Exercise has been shown to reduce the risk of several illnesses, suggesting that it could be the most effective anti-aging activity currently known. A reduction in the positive benefits of exercise is a natural consequence of aging, despite the fact that exercise may enhance health in later years. Despite extensive research, the molecular pathways connecting exercise, fitness, and aging remain unclear.
Joslin Diabetes Center researchers uncovered an anti-aging intervention that slowed the decreases associated with aging in a model organism by investigating the impact of a single cellular process involved in the enhancement of physical fitness via exercise training. The research results provide new avenues for improving muscular function as we age.
Long-term exercise in humans decreases overall mortality and is commonly practiced to enhance quality of life and guard against degenerative illnesses. The new information pinpoints a key modulator of exercise receptivity and a potential therapeutic target for preserving muscular function in the elderly.
The importance of mitochondrial dynamics
The mitochondria, the organelles inside every cell that are responsible for energy production, undergo a constant cycle of fragmentation and repair; this is a crucial mediator. Disruption of mitochondrial dynamics has been associated with the onset and progression of age-related chronic illnesses including cardiovascular disease and type 2 diabetes. Mitochondrial dynamics is the cycle of mending damaged mitochondria and restoring the connection amongst some of the energy-producing organelles.

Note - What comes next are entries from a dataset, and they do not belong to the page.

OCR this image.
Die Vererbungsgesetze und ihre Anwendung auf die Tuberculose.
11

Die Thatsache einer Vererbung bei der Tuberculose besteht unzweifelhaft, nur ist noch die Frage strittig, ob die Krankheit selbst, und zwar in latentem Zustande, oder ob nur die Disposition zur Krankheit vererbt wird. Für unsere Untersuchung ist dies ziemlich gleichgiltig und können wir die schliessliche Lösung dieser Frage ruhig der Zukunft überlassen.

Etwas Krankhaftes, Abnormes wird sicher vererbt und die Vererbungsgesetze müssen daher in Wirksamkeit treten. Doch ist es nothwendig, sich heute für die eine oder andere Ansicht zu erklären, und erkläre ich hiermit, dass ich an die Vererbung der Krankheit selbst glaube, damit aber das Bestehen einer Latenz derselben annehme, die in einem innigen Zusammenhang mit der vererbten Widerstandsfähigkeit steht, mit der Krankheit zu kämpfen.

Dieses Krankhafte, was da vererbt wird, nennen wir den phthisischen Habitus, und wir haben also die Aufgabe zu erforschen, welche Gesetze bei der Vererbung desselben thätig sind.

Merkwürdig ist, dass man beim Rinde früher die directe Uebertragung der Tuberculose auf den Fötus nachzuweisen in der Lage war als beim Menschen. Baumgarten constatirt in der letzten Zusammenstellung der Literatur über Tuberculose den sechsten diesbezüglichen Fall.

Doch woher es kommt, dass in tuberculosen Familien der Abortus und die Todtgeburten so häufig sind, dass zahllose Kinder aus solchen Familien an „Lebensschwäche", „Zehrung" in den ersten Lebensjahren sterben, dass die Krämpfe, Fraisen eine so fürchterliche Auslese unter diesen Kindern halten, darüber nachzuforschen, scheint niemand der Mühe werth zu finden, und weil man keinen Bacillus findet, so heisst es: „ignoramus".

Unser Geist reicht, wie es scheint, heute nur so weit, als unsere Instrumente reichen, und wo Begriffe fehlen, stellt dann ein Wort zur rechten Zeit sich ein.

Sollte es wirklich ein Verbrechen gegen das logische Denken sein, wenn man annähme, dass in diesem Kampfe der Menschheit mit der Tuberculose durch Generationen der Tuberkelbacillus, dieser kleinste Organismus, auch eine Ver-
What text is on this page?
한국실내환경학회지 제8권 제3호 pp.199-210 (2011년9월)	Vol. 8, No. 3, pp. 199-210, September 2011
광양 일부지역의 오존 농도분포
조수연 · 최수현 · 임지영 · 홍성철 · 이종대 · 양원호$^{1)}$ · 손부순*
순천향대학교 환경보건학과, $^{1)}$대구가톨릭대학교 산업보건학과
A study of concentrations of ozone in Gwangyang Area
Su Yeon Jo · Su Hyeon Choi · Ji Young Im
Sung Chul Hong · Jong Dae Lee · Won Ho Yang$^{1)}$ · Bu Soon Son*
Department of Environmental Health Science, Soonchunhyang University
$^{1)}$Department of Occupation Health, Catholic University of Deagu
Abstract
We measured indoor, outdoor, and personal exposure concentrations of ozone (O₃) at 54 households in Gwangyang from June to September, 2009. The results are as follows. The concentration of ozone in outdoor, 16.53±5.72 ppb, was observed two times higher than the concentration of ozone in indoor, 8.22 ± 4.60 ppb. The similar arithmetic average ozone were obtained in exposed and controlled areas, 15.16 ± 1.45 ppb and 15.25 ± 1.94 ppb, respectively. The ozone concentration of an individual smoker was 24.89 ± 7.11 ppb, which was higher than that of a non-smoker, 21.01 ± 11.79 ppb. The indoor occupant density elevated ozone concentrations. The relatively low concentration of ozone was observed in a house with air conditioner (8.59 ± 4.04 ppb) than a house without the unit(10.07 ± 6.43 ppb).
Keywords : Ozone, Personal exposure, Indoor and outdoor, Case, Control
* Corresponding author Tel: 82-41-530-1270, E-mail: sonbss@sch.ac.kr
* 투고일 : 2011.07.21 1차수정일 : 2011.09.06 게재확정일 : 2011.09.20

These mitochondrial dynamic cycles are what cause our muscles to tire and recover in a predictable fashion after exercise. Through this procedure, muscles deal with the metabolic fallout from exercise and regain their strength and power.
Researchers who monitored the swimming and crawling of wild-type C. elegans worms for 15 days found that the worms’ fitness level naturally declined with age. Additionally, the researchers demonstrated that, as the animals aged, there was a dramatic and progressive transition toward fragmented and/or disorderly mitochondria. A single workout session, for instance, generated exhaustion in juvenile worms by the end of the first adult day.
Muscle mitochondrial fragmentation was also increased after the 60-minute training, although both ability and mitochondrial function were restored within 24 hours.
Animals’ ability did not return to normal after 24 hours in older worms. Although the mitochondria of older animals also went through a cycle of fragmentation and repair, the degree to which the mitochondria’s networks were reorganized was far lower than in younger animals.
They found that the mitochondrial network rebuilds itself in cycles that mirror the fatigue and fitness cycles induced by a single exercise session. This effect was mitigated by aging, which also led to a loss in physical fitness. That pointed to the importance of mitochondrial dynamics in both maintaining and increasing fitness via exercise.
In a second series of tests, researchers gave adult wild-type worms free rein of the water for ten days straight, beginning with an hour of swimming a day. As in humans, the researchers observed that by day 10, the animals’ middle-aged fitness had been much enhanced by the training program, and that the normal decline in mitochondrial dynamics associated with aging had been somewhat offset.
Finally, the researchers looked at the efficacy of established therapies for increasing longevity on exercise performance in the elderly. Elevated levels of AMPK, a molecule that drives remodeling of mitochondrial architecture and metabolism and is a major regulator of energy during exercise, led to enhanced fitness in worms.
They also showed that their exercise performance remained steady rather than improved with age. Aging worms genetically depleted of AMPK showed worse physical fitness and a slowed recovery cycle. In addition, they missed out on exercise’s lifelong anti-aging advantages.